Jogar golfe é um direito humano. Nas Amoreiras
Anos a fio ministros e autarcas andaram a esconder dívidas em centenas de
entidades cujas contas não entravam nas do défice público. Já o sabíamos. Não
sabíamos é que isso até incluía clubes de golfe.
Não há nada como fazer contas de somar. Ou, para ser mais exacto, juntar
tudo e somar tudo, sem deixar nada de fora, sem truques, sem lixo escondido por
baixo dos tapetes nem contas omitidas.
Sabíamos há muito que, anos a fio, os governos e os autarcas se tinham
especializado em disfarçar as contas públicas: tudo o que pudessem tirar do
perímetro da consolidação orçamental não contava para o défice e para a dívida,
escapava ao cutelo de Bruxelas e iludia a crendice dos eleitores. Sabíamos
também que um dia íamos ter de alterar critérios e tirar esses esqueletos dos
armários. Nesse dia as contas públicas ficariam ainda mais feias. Foi isso que
aconteceu agora. O que descobrimos é pior do que aquilo que imaginávamos.
Ver os défices do passado darem saltos de canguru era certo e sabido
que ia acontecer. Mesmo assim não se imaginava que em 2010, o último ano do
consulado Sócrates, o défice tivesse chegado aos 11,2%. Não há memória de tal
desequilíbrio nas contas do Estado e só se estranha que ainda haja quem se
orgulhe desse feito.
Mas a maior das surpresas não foi ver alguns destes saltos – foi ver o
tipo de entidades que, a partir de agora, são consideradas “Entidades do Setor
Institucional das Administrações Públicas”, isto é, as suas contas vão
directamente ao nosso bolso, o de contribuintes, sem subterfúgios ou disfarces.
A lista de todas essas entidades enche 94 páginas de um documento ontem
disponibilizado pelo Instituto Nacional de Estatísticas, com 40 a 50 entidades
por página. Está lá tudo, desde a Assembleia da República do Clube de Golfe das
Amoreiras. Sim, aquele clube de golfe onde nunca se chegou a dar uma tacada.
Sim, um clube que não está sozinho, pois tem a companhia do “Porto Santo Golf
Resort”. E de muitas outras coisas bizarras, como marinas, aquários ou termas,
teatros e fundações, para além, claro, de estádios do Mundial. A quantidade de
coisas que o Estado acha que lhe compete fazer, e para fazer, ter, é
infindável.
Depois da surpresa, a leitura atenta da lista permite-nos perceber o que
entrou para ela este ano – 268 entidades – e o que fez saltar os números dos
défices passados. Mais: permite perceber melhor porque é que em Portugal só
muda o que permite que tudo fique na mesma.

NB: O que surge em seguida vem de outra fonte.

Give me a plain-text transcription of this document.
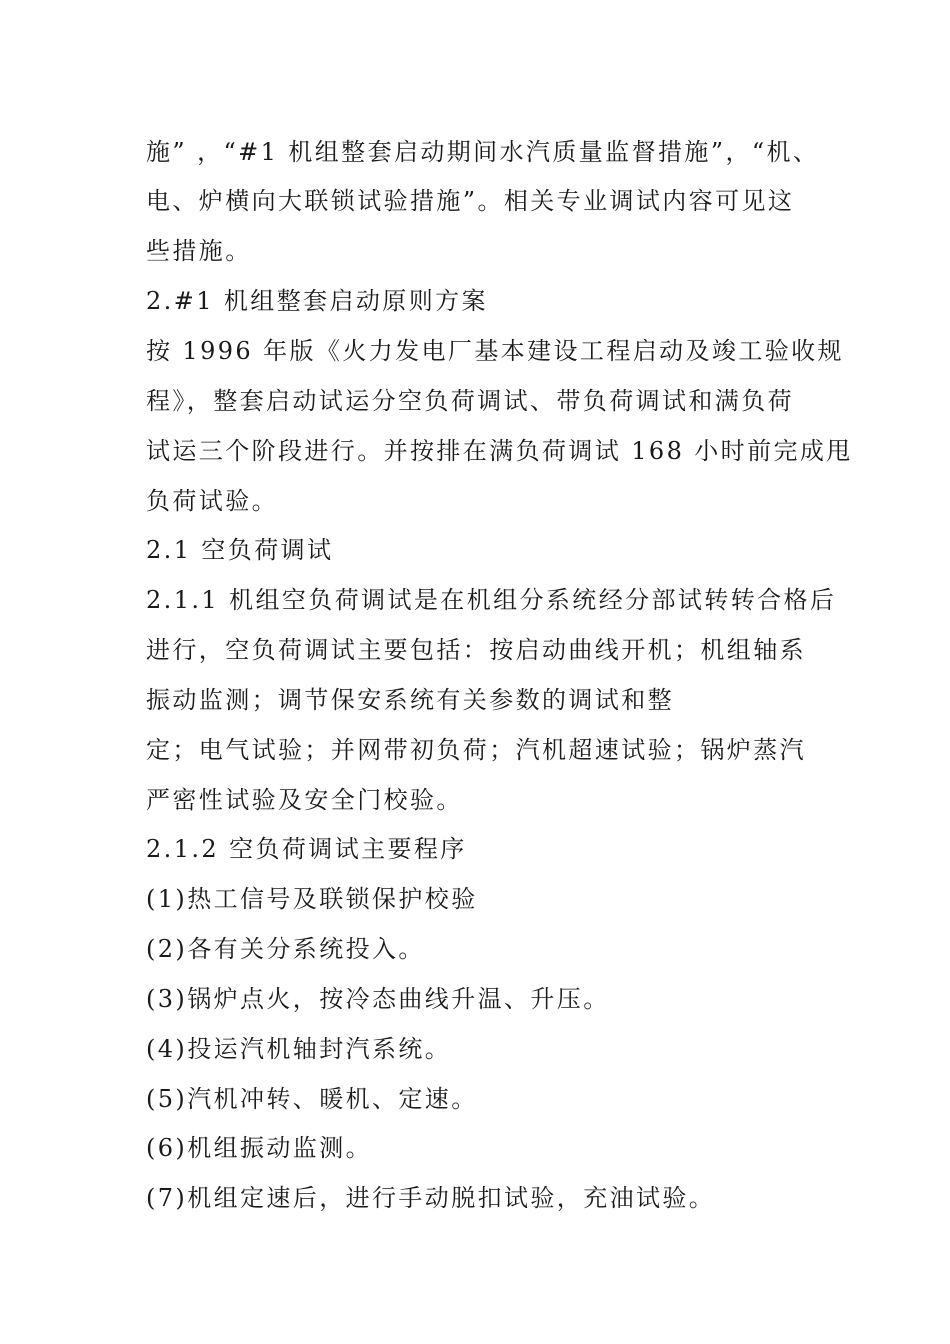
施” ，“#1 机组整套启动期间水汽质量监督措施”，“机、
电、炉横向大联锁试验措施”。相关专业调试内容可见这
些措施。
2.#1 机组整套启动原则方案
按 1996 年版《火力发电厂基本建设工程启动及竣工验收规
程》，整套启动试运分空负荷调试、带负荷调试和满负荷
试运三个阶段进行。并按排在满负荷调试 168 小时前完成甩
负荷试验。
2.1 空负荷调试
2.1.1 机组空负荷调试是在机组分系统经分部试转转合格后
进行，空负荷调试主要包括：按启动曲线开机；机组轴系
振动监测；调节保安系统有关参数的调试和整
定；电气试验；并网带初负荷；汽机超速试验；锅炉蒸汽
严密性试验及安全门校验。
2.1.2 空负荷调试主要程序
(1)热工信号及联锁保护校验
(2)各有关分系统投入。
(3)锅炉点火，按冷态曲线升温、升压。
(4)投运汽机轴封汽系统。
(5)汽机冲转、暖机、定速。
(6)机组振动监测。
(7)机组定速后，进行手动脱扣试验，充油试验。
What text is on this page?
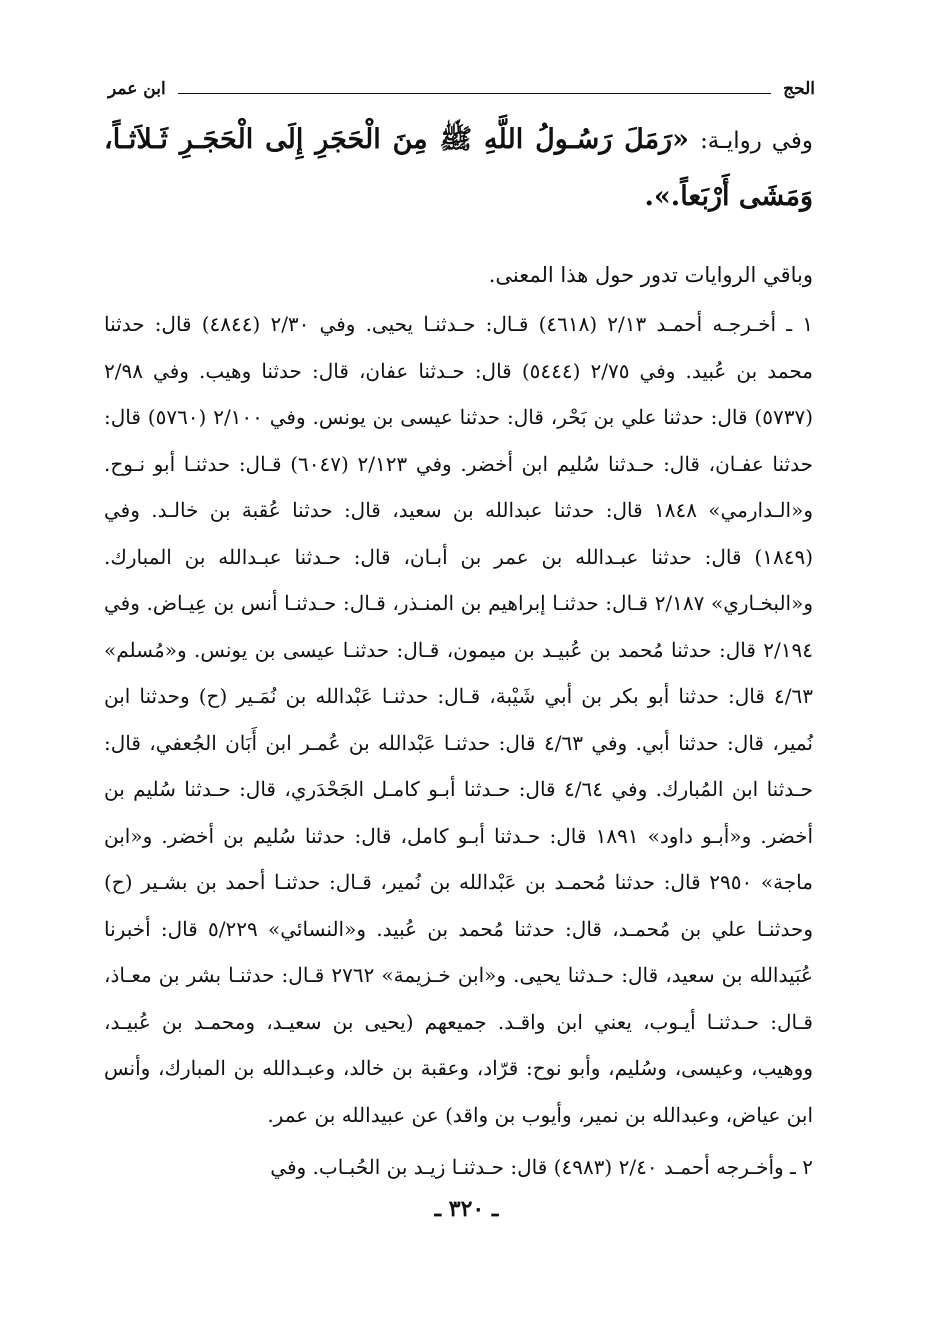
الحج
ابن عمر

وفي روايـة: «رَمَلَ رَسُـولُ اللَّهِ ﷺ مِنَ الْحَجَرِ إِلَى الْحَجَـرِ ثَـلاَثـاً، وَمَشَى أَرْبَعاً.».

وباقي الروايات تدور حول هذا المعنى.

١ ـ أخـرجـه أحمـد ٢/١٣ (٤٦١٨) قـال: حـدثنـا يحيى. وفي ٢/٣٠ (٤٨٤٤) قال: حدثنا محمد بن عُبيد. وفي ٢/٧٥ (٥٤٤٤) قال: حـدثنا عفان، قال: حدثنا وهيب. وفي ٢/٩٨ (٥٧٣٧) قال: حدثنا علي بن بَحْر، قال: حدثنا عيسى بن يونس. وفي ٢/١٠٠ (٥٧٦٠) قال: حدثنا عفـان، قال: حـدثنا سُليم ابن أخضر. وفي ٢/١٢٣ (٦٠٤٧) قـال: حدثنـا أبو نـوح. و«الـدارمي» ١٨٤٨ قال: حدثنا عبدالله بن سعيد، قال: حدثنا عُقبة بن خالـد. وفي (١٨٤٩) قال: حدثنا عبـدالله بن عمر بن أبـان، قال: حـدثنا عبـدالله بن المبارك. و«البخـاري» ٢/١٨٧ قـال: حدثنـا إبراهيم بن المنـذر، قـال: حـدثنـا أنس بن عِيـاض. وفي ٢/١٩٤ قال: حدثنا مُحمد بن عُبيـد بن ميمون، قـال: حدثنـا عيسى بن يونس. و«مُسلم» ٤/٦٣ قال: حدثنا أبو بكر بن أبي شَيْبة، قـال: حدثنـا عَبْدالله بن نُمَـير (ح) وحدثنا ابن نُمير، قال: حدثنا أبي. وفي ٤/٦٣ قال: حدثنـا عَبْدالله بن عُمـر ابن أَبَان الجُعفي، قال: حـدثنا ابن المُبارك. وفي ٤/٦٤ قال: حـدثنا أبـو كامـل الجَحْدَري، قال: حـدثنا سُليم بن أخضر. و«أبـو داود» ١٨٩١ قال: حـدثنا أبـو كامل، قال: حدثنا سُليم بن أخضر. و«ابن ماجة» ٢٩٥٠ قال: حدثنا مُحمـد بن عَبْدالله بن نُمير، قـال: حدثنـا أحمد بن بشـير (ح) وحدثنـا علي بن مُحمـد، قال: حدثنا مُحمد بن عُبيد. و«النسائي» ٥/٢٢٩ قال: أخبرنا عُبَيدالله بن سعيد، قال: حـدثنا يحيى. و«ابن خـزيمة» ٢٧٦٢ قـال: حدثنـا بشر بن معـاذ، قـال: حـدثنـا أيـوب، يعني ابن واقـد. جميعهم (يحيى بن سعيـد، ومحمـد بن عُبيـد، ووهيب، وعيسى، وسُليم، وأبو نوح: قرّاد، وعقبة بن خالد، وعبـدالله بن المبارك، وأنس ابن عياض، وعبدالله بن نمير، وأيوب بن واقد) عن عبيدالله بن عمر.

٢ ـ وأخـرجه أحمـد ٢/٤٠ (٤٩٨٣) قال: حـدثنـا زيـد بن الحُبـاب. وفي

ـ ٣٢٠ ـ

Entre as entidades que entraram para o perímetro da consolidação
orçamental as que pesam mais são a CP, com as suas dívidas gigantescas, a maior
parte dos grandes hospitais, incluindo todos os IPO, e empresas públicas como a
Parpública ou a Estamo. A forma como o Estado geria a relação com essas
entidades simboliza bem o modo como sucessivos governos trataram de disfarçar o
défice real das contas públicas. É certo que, no fim do dia, paga sempre o
mesmo mexilhão, mas essas entidades, ao conseguirem endividar-se fora do perímetro
das contas públicas, ajudavam a criar a ilusão de que as contas do Estado
estavam controladas quando, afinal, estavam era maquilhadas.

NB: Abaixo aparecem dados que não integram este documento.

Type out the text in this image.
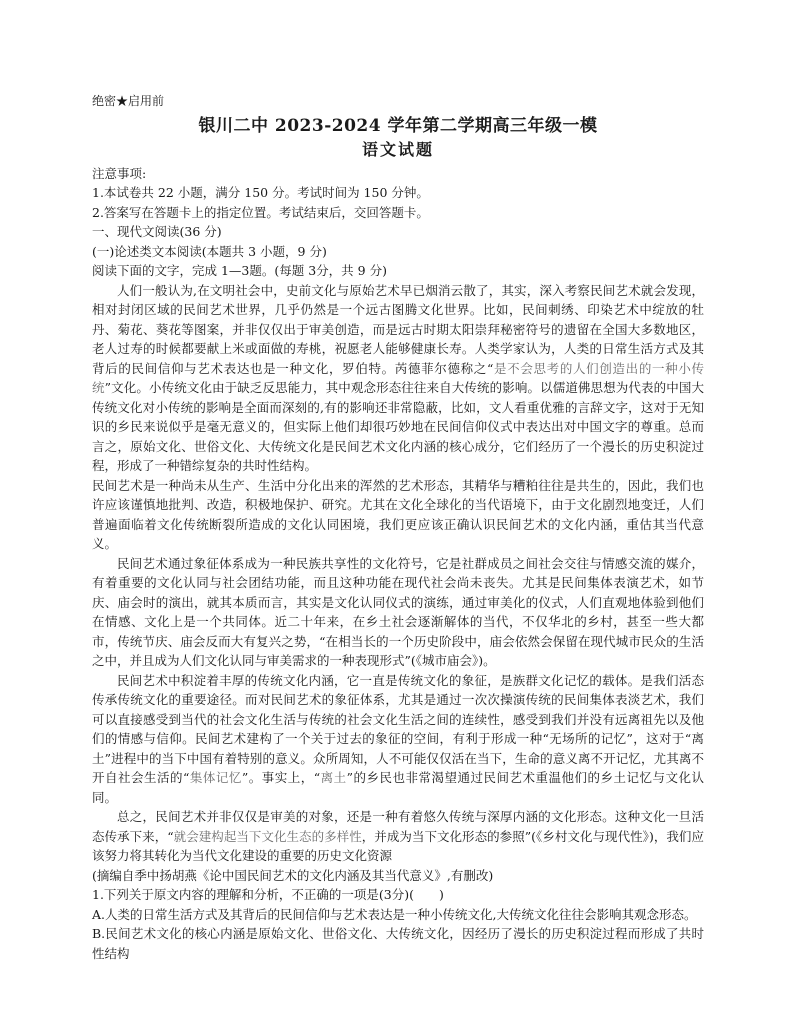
绝密★启用前
银川二中 2023-2024 学年第二学期高三年级一模
语文试题
注意事项:
1.本试卷共 22 小题，满分 150 分。考试时间为 150 分钟。
2.答案写在答题卡上的指定位置。考试结束后，交回答题卡。
一、现代文阅读(36 分)
(一)论述类文本阅读(本题共 3 小题，9 分)
阅读下面的文字，完成 1—3题。(每题 3分，共 9 分)
人们一般认为,在文明社会中，史前文化与原始艺术早已烟消云散了，其实，深入考察民间艺术就会发现，相对封闭区域的民间艺术世界，几乎仍然是一个远古图腾文化世界。比如，民间刺绣、印染艺术中绽放的牡丹、菊花、葵花等图案，并非仅仅出于审美创造，而是远古时期太阳崇拜秘密符号的遗留在全国大多数地区，老人过寿的时候都要献上米或面做的寿桃，祝愿老人能够健康长寿。人类学家认为，人类的日常生活方式及其背后的民间信仰与艺术表达也是一种文化，罗伯特。芮德菲尔德称之“是不会思考的人们创造出的一种小传统”文化。小传统文化由于缺乏反思能力，其中观念形态往往来自大传统的影响。以儒道佛思想为代表的中国大传统文化对小传统的影响是全面而深刻的,有的影响还非常隐蔽，比如，文人看重优雅的言辞文字，这对于无知识的乡民来说似乎是毫无意义的，但实际上他们却很巧妙地在民间信仰仪式中表达出对中国文字的尊重。总而言之，原始文化、世俗文化、大传统文化是民间艺术文化内涵的核心成分，它们经历了一个漫长的历史积淀过程，形成了一种错综复杂的共时性结构。
民间艺术是一种尚未从生产、生活中分化出来的浑然的艺术形态，其精华与糟粕往往是共生的，因此，我们也许应该谨慎地批判、改造，积极地保护、研究。尤其在文化全球化的当代语境下，由于文化剧烈地变迁，人们普遍面临着文化传统断裂所造成的文化认同困境，我们更应该正确认识民间艺术的文化内涵，重估其当代意义。
民间艺术通过象征体系成为一种民族共享性的文化符号，它是社群成员之间社会交往与情感交流的媒介，有着重要的文化认同与社会团结功能，而且这种功能在现代社会尚未丧失。尤其是民间集体表演艺术，如节庆、庙会时的演出，就其本质而言，其实是文化认同仪式的演练，通过审美化的仪式，人们直观地体验到他们在情感、文化上是一个共同体。近二十年来，在乡土社会逐渐解体的当代，不仅华北的乡村，甚至一些大都市，传统节庆、庙会反而大有复兴之势，“在相当长的一个历史阶段中，庙会依然会保留在现代城市民众的生活之中，并且成为人们文化认同与审美需求的一种表现形式”(《城市庙会》)。
民间艺术中积淀着丰厚的传统文化内涵，它一直是传统文化的象征，是族群文化记忆的载体。是我们活态传承传统文化的重要途径。而对民间艺术的象征体系，尤其是通过一次次操演传统的民间集体表淡艺术，我们可以直接感受到当代的社会文化生活与传统的社会文化生活之间的连续性，感受到我们并没有远离祖先以及他们的情感与信仰。民间艺术建构了一个关于过去的象征的空间，有利于形成一种“无场所的记忆”，这对于“离土”进程中的当下中国有着特别的意义。众所周知，人不可能仅仅活在当下，生命的意义离不开记忆，尤其离不开自社会生活的“集体记忆”。事实上，“离土”的乡民也非常渴望通过民间艺术重温他们的乡土记忆与文化认同。
总之，民间艺术并非仅仅是审美的对象，还是一种有着悠久传统与深厚内涵的文化形态。这种文化一旦活态传承下来，“就会建构起当下文化生态的多样性，并成为当下文化形态的参照”(《乡村文化与现代性》)，我们应该努力将其转化为当代文化建设的重要的历史文化资源
(摘编自季中扬胡燕《论中国民间艺术的文化内涵及其当代意义》,有删改)
1.下列关于原文内容的理解和分析，不正确的一项是(3分)(　　)
A.人类的日常生活方式及其背后的民间信仰与艺术表达是一种小传统文化,大传统文化往往会影响其观念形态。
B.民间艺术文化的核心内涵是原始文化、世俗文化、大传统文化，因经历了漫长的历史积淀过程而形成了共时性结构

Veja-se o caso da Estamo. Essa empresa comprava ao Estado edifícios
ocupados por serviços públicos. Quando o fazia, a “venda” funcionava como
receita e abatia às contas do défice, apesar de só se ter trocado o dinheiro de
bolso. Para realizar essas compras, a Estamo ia ao mercado bancário
endividar-se, mas isso não era problema porque a sua dívida não contava para a
dívida pública. Depois, para fingir que era uma empresa a sério, passava a
cobrar renda aos serviços públicos que, mesmo tendo vendido os imóveis em que
estavam instalados, por lá continuavam. Essas rendas passavam a ser um custo
que, esse sim, pesaria no défice dos anos seguintes.
Como foram quase três centenas as entidades que agora, por imposição das
novas regras europeias, tiveram de ser integradas no perímetro das
administrações públicas, basta-nos multiplicar por 300 esquemas deste género,
mesmo que em dimensão menor, para termos uma ideia de como se alimentou, da
administração central à administração local, uma fatal ilusão sobre a saúde das
contas do Estado.
Estes mecanismos não permitiam poupar dinheiro ou dívida, quanto
muito atiravam para o futuro contas que deviam ser pagas hoje. Nenhum
contribuinte se escaparia a pagar a factura quando ela aparecesse. O que estes
mecanismos permitiam era gastar mais fingindo que se estava a gastar menos. Com
eles era possível – como agora se vê com mais clareza ao conhecermos
o valor das contas corrigidas dos défices de 2010 a 2013 – iludir as
regras impostas pela moeda única. Com elas, no fundo, era possível manter o
Estado a viver acima das suas possibilidades, uma expressão que irrita muita
gente mas que este exemplo ilustra de forma especialmente eloquente.
Tão impressionante como passar os olhos pela infindável lista de
entidades, é interiorizar que tudo aquilo que ali está tem responsáveis, tem
administradores, tem secretariados, tem viaturas e quase sempre tem motoristas.
Olha-se para ali e percebe-se a dimensão do país dos boys: até uma
gráfica a CP tinha, e até essa gráfica tinha gestores de nomeação política.
É por isso que digo que Portugal não muda. E que ninguém reforma o Estado
a sério e a doer. Ou que então só o “reformam” quando do exercício resulta um
número não muito diferente de entidades com lugares para preencher.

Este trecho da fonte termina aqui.